A group identifying itself as members of the AntiSec movement claims to have posted over a million Apple device identifiers they say were stolen from the computer of an FBI agent in March.
AntiSec is the name that members of Anonymous and LulzSec gave to a joint effort against government agencies and prominent businesses in June 2011. The groups, responsible cyber attacks and general mischief against government agencies and companies such as Sony, said then that they would join forces.
“Top priority is to steal and leak any classified government information, including email spools and documentation. Prime targets are banks and other high-ranking establishments,” LulzSec said in a release at the time.
The group claiming credit for the attack accused the FBI of using the identification numbers to track Apple users. According to a statement posted Monday, the ID numbers are just a fraction of more than 12 million IDs that were reportedly in a file taken from the agent’s computer. The hackers claim (in a statement with objectionable language) that the file also contained data naming the type of device, address of the device owner and cellphone numbers associated with the devices. The file name includes a mention of the “NCFTA” which could stand for the National Cyber-Forensics Training Alliance, an FBI-associated group that was created to proactively address cyber crime.

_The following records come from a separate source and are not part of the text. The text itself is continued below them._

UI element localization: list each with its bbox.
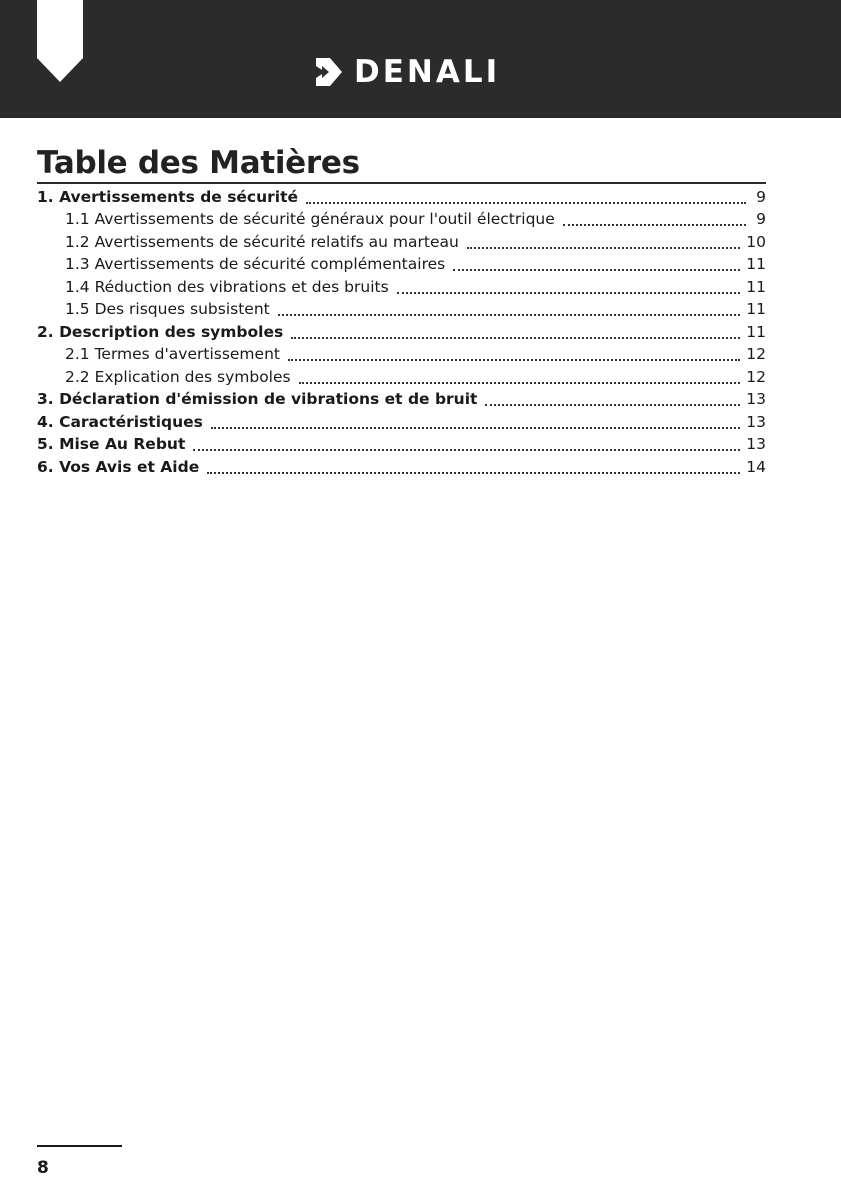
brand-logo bbox=[312, 50, 500, 94]
toc-entry-label: 6. Vos Avis et Aide bbox=[37, 457, 200, 476]
footer-divider bbox=[37, 1145, 122, 1147]
dot-leader bbox=[207, 462, 740, 474]
toc-entry-label: 5. Mise Au Rebut bbox=[37, 435, 186, 454]
page-number: 8 bbox=[37, 1158, 49, 1178]
toc-entry-label: 1.4 Réduction des vibrations et des bruits bbox=[65, 277, 389, 296]
dot-leader bbox=[485, 394, 740, 406]
toc-entry-label: 2.1 Termes d'avertissement bbox=[65, 345, 280, 364]
page-header bbox=[0, 0, 841, 118]
toc-entry-label: 4. Caractéristiques bbox=[37, 412, 203, 431]
toc-entry[interactable] bbox=[37, 454, 766, 477]
toc-entry-page: 9 bbox=[756, 210, 766, 229]
toc-entry-page: 12 bbox=[746, 367, 766, 386]
toc-entry-label: 1.2 Avertissements de sécurité relatifs au marteau bbox=[65, 232, 459, 251]
dot-leader bbox=[291, 327, 740, 339]
denali-chevron-icon bbox=[312, 56, 344, 88]
table-of-contents bbox=[37, 184, 766, 477]
toc-entry[interactable] bbox=[37, 432, 766, 455]
bookmark-tab-icon bbox=[37, 0, 83, 82]
toc-entry-page: 13 bbox=[746, 435, 766, 454]
dot-leader bbox=[278, 304, 741, 316]
toc-entry-label: 1. Avertissements de sécurité bbox=[37, 187, 299, 206]
toc-entry[interactable] bbox=[37, 207, 766, 230]
toc-entry-label: 2. Description des symboles bbox=[37, 322, 284, 341]
toc-entry-page: 11 bbox=[746, 255, 766, 274]
toc-entry-page: 9 bbox=[756, 187, 766, 206]
toc-entry-page: 13 bbox=[746, 412, 766, 431]
toc-entry-page: 11 bbox=[746, 322, 766, 341]
toc-entry-page: 12 bbox=[746, 345, 766, 364]
toc-entry[interactable] bbox=[37, 387, 766, 410]
toc-entry[interactable] bbox=[37, 252, 766, 275]
toc-entry[interactable] bbox=[37, 229, 766, 252]
dot-leader bbox=[467, 237, 740, 249]
toc-entry-label: 1.5 Des risques subsistent bbox=[65, 300, 270, 319]
toc-entry[interactable] bbox=[37, 274, 766, 297]
toc-entry-page: 10 bbox=[746, 232, 766, 251]
dot-leader bbox=[288, 349, 740, 361]
toc-entry-page: 11 bbox=[746, 277, 766, 296]
toc-entry-label: 1.3 Avertissements de sécurité complémentaires bbox=[65, 255, 446, 274]
toc-entry[interactable] bbox=[37, 319, 766, 342]
dot-leader bbox=[211, 417, 740, 429]
toc-entry[interactable] bbox=[37, 342, 766, 365]
toc-entry-page: 13 bbox=[746, 390, 766, 409]
dot-leader bbox=[299, 372, 741, 384]
toc-entry[interactable] bbox=[37, 184, 766, 207]
brand-name: DENALI bbox=[354, 53, 501, 90]
dot-leader bbox=[193, 439, 740, 451]
toc-entry[interactable] bbox=[37, 297, 766, 320]
toc-entry-page: 11 bbox=[746, 300, 766, 319]
dot-leader bbox=[306, 192, 746, 204]
toc-entry[interactable] bbox=[37, 364, 766, 387]
toc-entry-label: 1.1 Avertissements de sécurité généraux pour l'outil électrique bbox=[65, 210, 555, 229]
toc-entry-page: 14 bbox=[746, 457, 766, 476]
page-title: Table des Matières bbox=[37, 145, 360, 181]
toc-entry-label: 2.2 Explication des symboles bbox=[65, 367, 291, 386]
toc-entry[interactable] bbox=[37, 409, 766, 432]
dot-leader bbox=[563, 214, 746, 226]
toc-entry-label: 3. Déclaration d'émission de vibrations et de bruit bbox=[37, 390, 478, 409]
dot-leader bbox=[397, 282, 741, 294]
dot-leader bbox=[453, 259, 740, 271]
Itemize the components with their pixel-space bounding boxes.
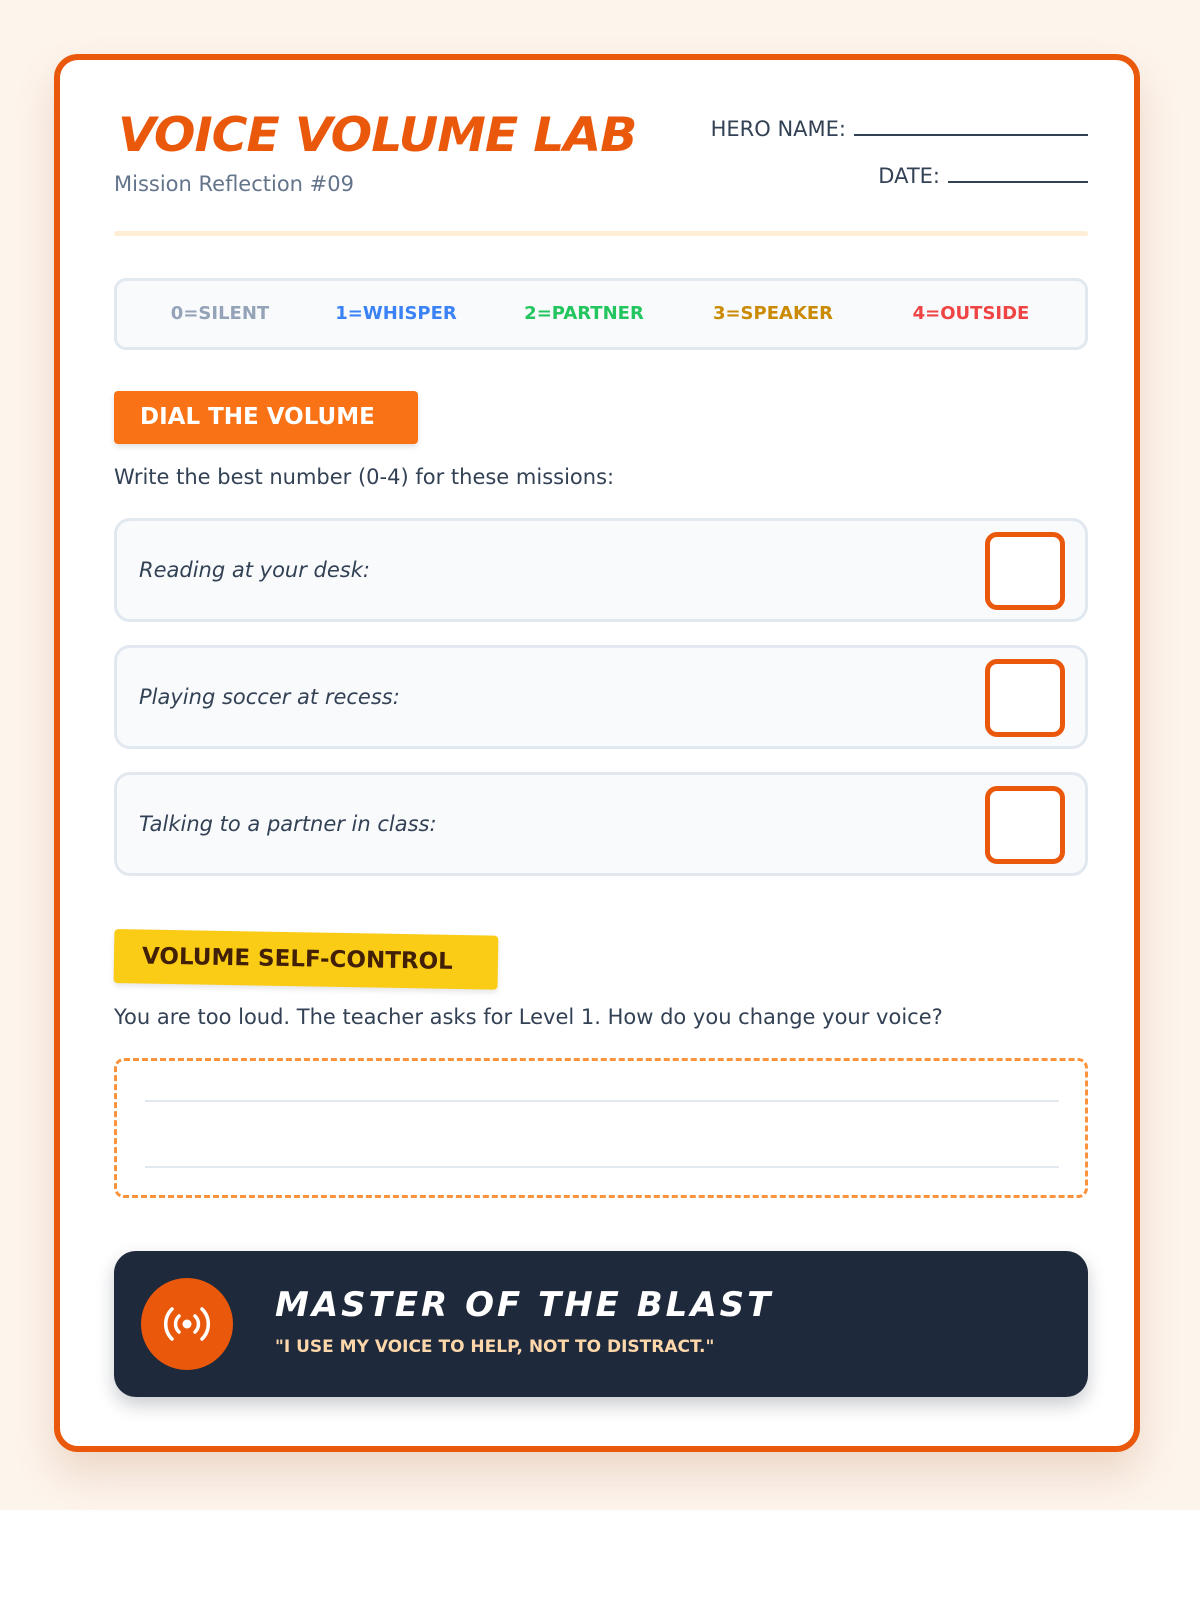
dial-volume-heading: DIAL THE VOLUME [114,391,418,444]
self-control-heading: VOLUME SELF-CONTROL [114,929,499,990]
writing-line [145,1166,1059,1168]
hero-name-field [711,116,1088,141]
date-field [878,163,1088,188]
worksheet-title: VOICE VOLUME LAB [118,108,637,163]
dial-instruction: Write the best number (0-4) for these missions: [114,465,615,489]
volume-legend [114,278,1088,350]
legend-item-speaker: 3=SPEAKER [712,303,834,324]
legend-item-whisper: 1=WHISPER [335,303,457,324]
worksheet-subtitle: Mission Reflection #09 [114,172,354,196]
hero-name-label: HERO NAME: [710,117,846,141]
legend-item-outside: 4=OUTSIDE [912,303,1030,324]
mission-row [114,518,1088,622]
mission-prompt: Talking to a partner in class: [139,812,437,836]
badge-quote: "I USE MY VOICE TO HELP, NOT TO DISTRACT." [275,1337,715,1357]
legend-item-partner: 2=PARTNER [524,303,644,324]
mission-row [114,645,1088,749]
answer-box[interactable] [985,659,1065,737]
broadcast-icon [141,1278,233,1370]
legend-item-silent: 0=SILENT [170,303,270,324]
mission-row [114,772,1088,876]
self-control-question: You are too loud. The teacher asks for Level 1. How do you change your voice? [114,1005,943,1029]
answer-box[interactable] [985,786,1065,864]
badge-title: MASTER OF THE BLAST [275,1285,774,1325]
writing-line [145,1100,1059,1102]
hero-name-blank[interactable] [854,116,1088,136]
mission-prompt: Playing soccer at recess: [139,685,400,709]
header-divider [114,231,1088,236]
answer-box[interactable] [985,532,1065,610]
mission-prompt: Reading at your desk: [139,558,370,582]
achievement-badge [114,1251,1088,1397]
worksheet-card [54,54,1140,1452]
answer-writing-area[interactable] [114,1058,1088,1198]
date-blank[interactable] [948,163,1088,183]
date-label: DATE: [878,164,940,188]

FBI spokeswoman Jenny Shearer declined to comment on the claims.
The Apple identification numbers listed in the file are not the “Apple IDs” with which users sign into iCloud, iTunes and other services, but the unique device identifiers that developers often ask beta users or others to submit in order to access apps before they’re available on the general App Store. It’s a 40-character string similar to a serial number for iOS devices, and can also be used to track users and target ads.
It’s not clear how the FBI or any non-Apple entity would have gotten the numbers. In discussions on Hacker News, there’s speculation that the most likely explanation is that identification numbers could have been obtained from a developer collecting the information for an app. Apple has begun changing its policy regarding UDIDs, as 9 to 5 Mac has reported, and others have identified that there are certain privacy risks to using the method for tracking.
In a report on Apple’s changing plans, the Wall Street Journal noted that privacy advocates have raised concerns the UDID could be used to identify individual users.
The FBI recently arrested a second suspected member of LulzSec, Reuters reported, in connection to an attack on Sony Pictures Entertainment.